I used PunchCAD’s ViaCAD 3D to draw the basic arrangement of this assembly, and this solid modeler was a new experience for me having previously only used 2D CAD systems (like Autocad). With this new solid modeling approach you manipulate 3d objects (cylinders, cubes etc.) to construct a computer model of the thing you are planning to build. You drill holes in things (by subtracting a “hole-sized” cylinders from the object) and merge primatives to create more complex shapes (like the alternator and gear box in the attached pic). This approach allows you to see clashes of components and get a good feel for clearances and shape of the final assembly. It requires a very different mindset. When the model is complete it is possible to create dimensioned 2D drawings of each part (although I confess I found it hard to get this feature to provide exactly what I wanted.)

This got me to phase 1, with the worm box, chain-wheels, v-belts and alternator all in position, and running smoothly (although it did not predict that the chain would need a tensioner as the centre distance I had chosen for the chainwheels forced us to fit a chain that was almost exactly one link too long) 😦

The lengthier part of the build/design process was to then mate this assembly to the air and feed pump assembly we completed a month or so back.

Feed Pump Drive

I had decided to use the worm-box output shaft to drive two cranks, each being used to form a scotch crank assembly (see this nice video if you are not familiar with how a scotch crank (AKA Scotch Yoke) works). This meant I could remove the uneven stress on the worm box if we only drive the pumps from one side. It became clear we should mount the pumps over the worm box, to avoid adding too much height to the engine assembly, and so an arrangement with 4 “side levers” running down from the pump crosshead to the scotch cranks seemed right. Mounting the pump assembly required a stiffened plate which I fabricated from some 3mm Brass plate I had in the “stock pile”.

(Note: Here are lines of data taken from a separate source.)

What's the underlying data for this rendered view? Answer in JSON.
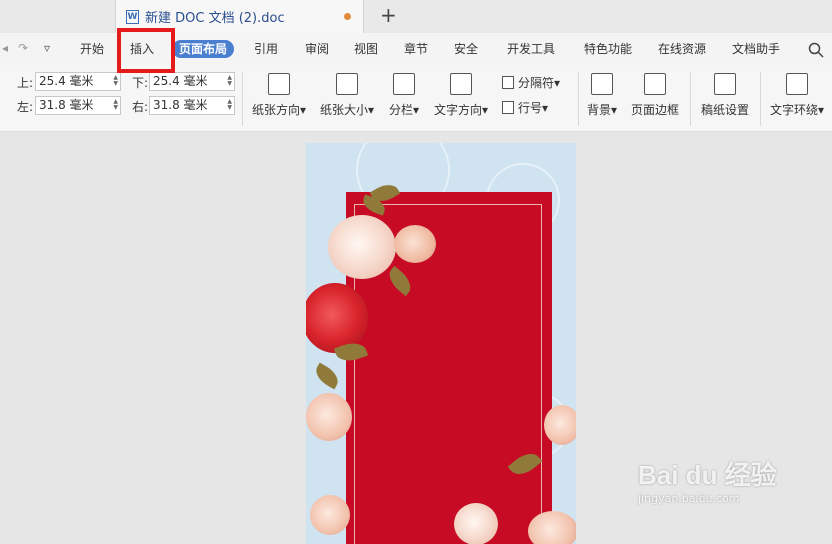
{
  "tab": {
    "title": "新建 DOC 文档 (2).doc",
    "icon": "W",
    "new_tab": "+"
  },
  "menu": {
    "items": [
      "开始",
      "插入",
      "页面布局",
      "引用",
      "审阅",
      "视图",
      "章节",
      "安全",
      "开发工具",
      "特色功能",
      "在线资源",
      "文档助手"
    ],
    "active": "页面布局"
  },
  "margins": {
    "top_label": "上:",
    "top_value": "25.4 毫米",
    "bottom_label": "下:",
    "bottom_value": "25.4 毫米",
    "left_label": "左:",
    "left_value": "31.8 毫米",
    "right_label": "右:",
    "right_value": "31.8 毫米"
  },
  "ribbon": {
    "orientation": "纸张方向",
    "size": "纸张大小",
    "columns": "分栏",
    "text_direction": "文字方向",
    "breaks": "分隔符",
    "line_numbers": "行号",
    "background": "背景",
    "page_border": "页面边框",
    "paper_settings": "稿纸设置",
    "text_wrap": "文字环绕"
  },
  "watermark": {
    "main": "Bai du 经验",
    "sub": "jingyan.baidu.com"
  },
  "colors": {
    "accent": "#4a7fd0",
    "highlight": "#e51b1b",
    "card": "#c70b24",
    "page_bg": "#cfe3f1"
  }
}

The cranks are fitted to a keyed shaft, and each crank pin is 10mm silver steel. I found some thin section ball races (10mm ID, 15mm OD and 4mm wide) from Bearing Boys, and used two on each crankpin. However, I was unsure of the load capacity of the bearing, and the spreadsheet I had constructed for the pumps suggested that the four bearings needed to support a dynamic load of almost 100lbs (when pumping @ 200psi), and while this theoretically would be shared across 4 bearings, this would require “perfect” conditions. During an initial test I accidentally jammed a plastic mug! into the assembly stalling the engine – this resulted in two of the bearings failing with split outer races. I suspect the jam caused the bearings to be axially overloaded, but none the less this failure was worrying.

I contemplated fitting needle roller races to raise the load capacity, but as an initial “fix” I fitted 3mm thick outer “retaining rings” in silver steel to the bearings to strengthen the outer races… with this fix in place and some hose pipe to prime the pumps I ran a test with a pressure gauge on the feed line, and a 200psi safety valve to regulate the pressure (as you can see we reached over 250psi in practice).

As the video below shows we appear to have a working system (with hints of Tardis – don’t you think!!!) – the variability in pressure is to some extent caused by the safety valve, but also I think the pump valves may be slow to seat…

I feel I can now get on with the “wood work”, with a job well done!!!